What does GENERAL ALARM or GENERIC ALARM mean on my Delonghi Coffee Machine?

So you are in a panic, you have stumbled out of bed and like every morning your first action is to make a coffee. Shit! today the machine is saying “GENERIC ALARM” or on some models it will say “GENERAL ALARM”. Others just a red triangle and others blinking lights.

general alarm

Ok before you get desperate and switch to tea or instant coffee maybe we can resolve this very quickly.

1. When you turn the machine on does it cycle the brew unit and then say “HEATING UP – PLEASE WAIT” and then time out to the “GENERIC or GENERAL ALARM”?

if No – then remove the infuser and drip tray and give the inside of the machine a good clean and clean the infuser and ensure its clear to travel up and down. Turn the machine off and it should go through it’s boot up sequence as normal and you will have your coffee.
if YES – We have a problem Houston. Proceed beyond this point only if you are qualified as we are going to expose ourselves to some high voltage electricity.

There are 3 possible causes of the failure, either a element, fuse or Triac. Unplug the machine and remove the back panel. You will have 2 boilers,  the water boiler or thermoblock that sits under the cup warmer (metal plate) and a horse shoe shaped flash steam boiler, or some models just have one. One of these boilers will not be heating. Both of these boilers should be warm. Note water passes through the thermoblock and then into the flash boiler in some models, so water is pre heated in the thermoblock first. So it is possible for the flash boiler to appear hot and have actually failed. If the main thermoblock is cold, we have a winner but if both are warm I would be testing the flash boiler.
From this point on you will need a multimeter. If you don’t have one then probably you should put the back on the machine and bring it to us. Or this could be the beginning of something beautiful and you could go and and get one. Anyway assuming you have one, I usually test the continuity of the fuses first. Each boiler has 2, see the pictures. They do not reset and I have replaced a few to resolve this issue so its not unexpected to have a failure. I sell them see our Delonghi Parts. However, there are only 2 reasons a fuse fails, 1. Its faulty or 2. Its doing its job and protecting the boiler from over heating. If you see signs of over heating like singed plastic connects etc or both thermal fuses are gone, suspect that this may be a triac issue, e.g. the element is locking on, and not switching on and off. A triac issue which I have covered here.

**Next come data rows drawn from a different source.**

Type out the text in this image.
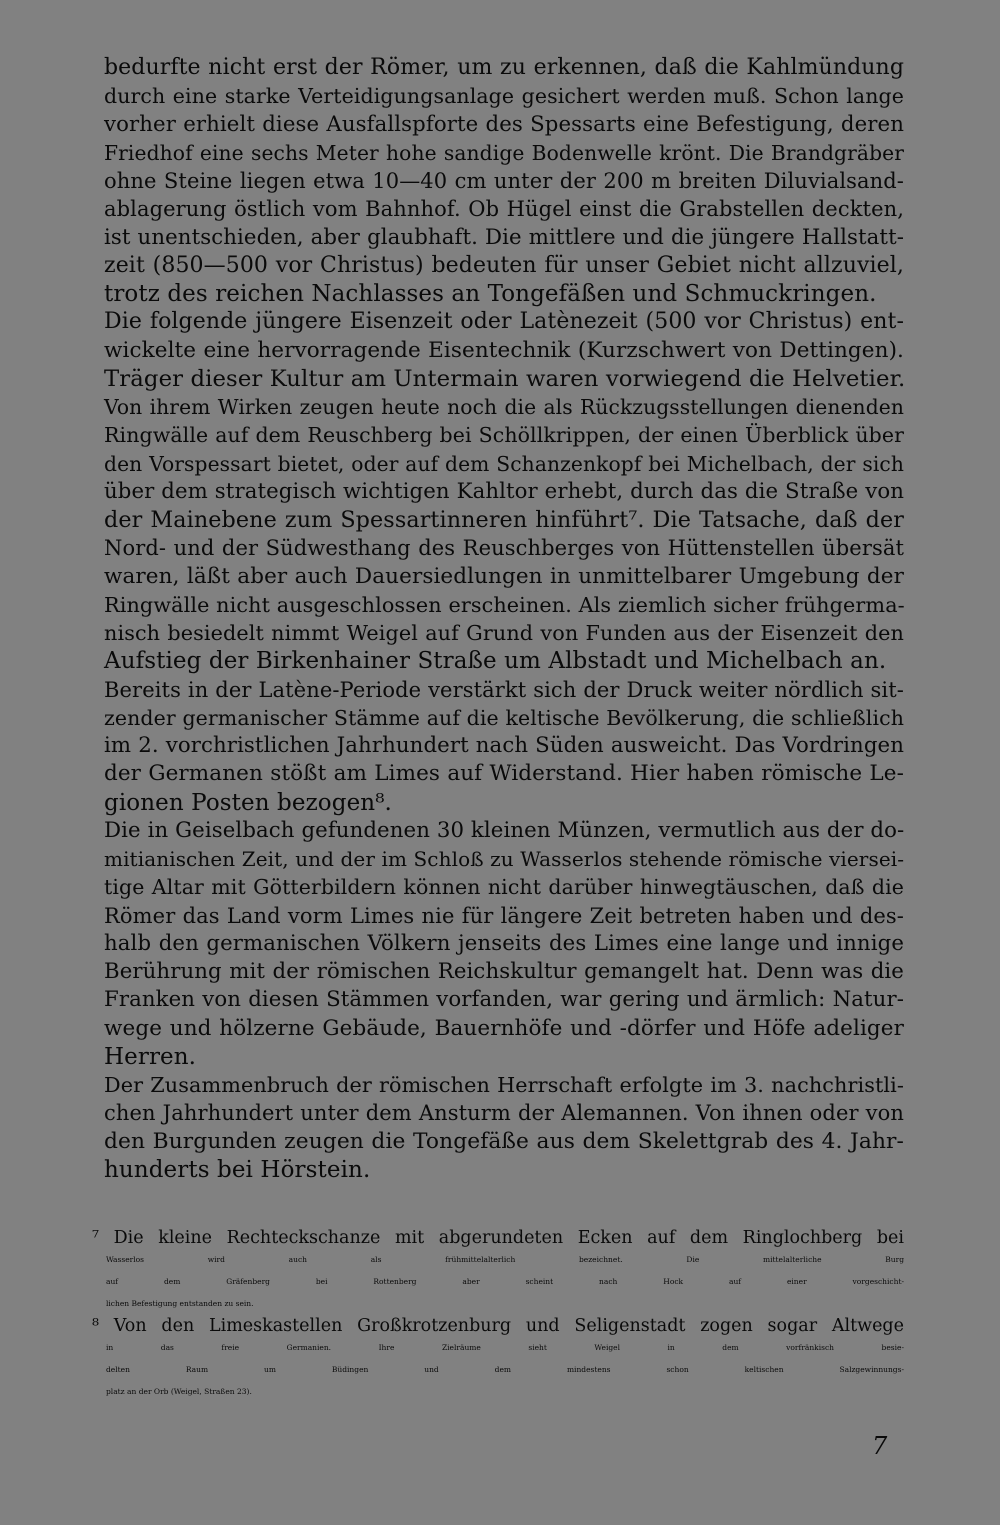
bedurfte nicht erst der Römer, um zu erkennen, daß die Kahlmündung
durch eine starke Verteidigungsanlage gesichert werden muß. Schon lange
vorher erhielt diese Ausfallspforte des Spessarts eine Befestigung, deren
Friedhof eine sechs Meter hohe sandige Bodenwelle krönt. Die Brandgräber
ohne Steine liegen etwa 10—40 cm unter der 200 m breiten Diluvialsand-
ablagerung östlich vom Bahnhof. Ob Hügel einst die Grabstellen deckten,
ist unentschieden, aber glaubhaft. Die mittlere und die jüngere Hallstatt-
zeit (850—500 vor Christus) bedeuten für unser Gebiet nicht allzuviel,
trotz des reichen Nachlasses an Tongefäßen und Schmuckringen.
Die folgende jüngere Eisenzeit oder Latènezeit (500 vor Christus) ent-
wickelte eine hervorragende Eisentechnik (Kurzschwert von Dettingen).
Träger dieser Kultur am Untermain waren vorwiegend die Helvetier.
Von ihrem Wirken zeugen heute noch die als Rückzugsstellungen dienenden
Ringwälle auf dem Reuschberg bei Schöllkrippen, der einen Überblick über
den Vorspessart bietet, oder auf dem Schanzenkopf bei Michelbach, der sich
über dem strategisch wichtigen Kahltor erhebt, durch das die Straße von
der Mainebene zum Spessartinneren hinführt⁷. Die Tatsache, daß der
Nord- und der Südwesthang des Reuschberges von Hüttenstellen übersät
waren, läßt aber auch Dauersiedlungen in unmittelbarer Umgebung der
Ringwälle nicht ausgeschlossen erscheinen. Als ziemlich sicher frühgerma-
nisch besiedelt nimmt Weigel auf Grund von Funden aus der Eisenzeit den
Aufstieg der Birkenhainer Straße um Albstadt und Michelbach an.
Bereits in der Latène-Periode verstärkt sich der Druck weiter nördlich sit-
zender germanischer Stämme auf die keltische Bevölkerung, die schließlich
im 2. vorchristlichen Jahrhundert nach Süden ausweicht. Das Vordringen
der Germanen stößt am Limes auf Widerstand. Hier haben römische Le-
gionen Posten bezogen⁸.
Die in Geiselbach gefundenen 30 kleinen Münzen, vermutlich aus der do-
mitianischen Zeit, und der im Schloß zu Wasserlos stehende römische viersei-
tige Altar mit Götterbildern können nicht darüber hinwegtäuschen, daß die
Römer das Land vorm Limes nie für längere Zeit betreten haben und des-
halb den germanischen Völkern jenseits des Limes eine lange und innige
Berührung mit der römischen Reichskultur gemangelt hat. Denn was die
Franken von diesen Stämmen vorfanden, war gering und ärmlich: Natur-
wege und hölzerne Gebäude, Bauernhöfe und -dörfer und Höfe adeliger
Herren.
Der Zusammenbruch der römischen Herrschaft erfolgte im 3. nachchristli-
chen Jahrhundert unter dem Ansturm der Alemannen. Von ihnen oder von
den Burgunden zeugen die Tongefäße aus dem Skelettgrab des 4. Jahr-
hunderts bei Hörstein.
⁷ Die kleine Rechteckschanze mit abgerundeten Ecken auf dem Ringlochberg bei
Wasserlos wird auch als frühmittelalterlich bezeichnet. Die mittelalterliche Burg
auf dem Gräfenberg bei Rottenberg aber scheint nach Hock auf einer vorgeschicht-
lichen Befestigung entstanden zu sein.
⁸ Von den Limeskastellen Großkrotzenburg und Seligenstadt zogen sogar Altwege
in das freie Germanien. Ihre Zielräume sieht Weigel in dem vorfränkisch besie-
delten Raum um Büdingen und dem mindestens schon keltischen Salzgewinnungs-
platz an der Orb (Weigel, Straßen 23).
7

If the fuses are ok you can meter the element, sometimes you will get no circuit other times you will. See the following post on testing elements.  its a sure bet that the element will be gone in a cold boiler with good fuses. If you want to satisfy your self that the boiler has caused this issue then remove the probe from the boiler and heat it with a heat gun (120 degrees) as you turn the machine on. The machine will boot up ok.

So the General or Generic alarm can mean a failure to detect a hot element by the NTC sensor, this is often caused by a failed thermal fuse or element or a failed Triac on the main board. But just to make things complicated the Italians have a host of other errors represented by this alarm as well. I cover these in other posts. But the most common cause of this fault in Delonghi machines is as described above.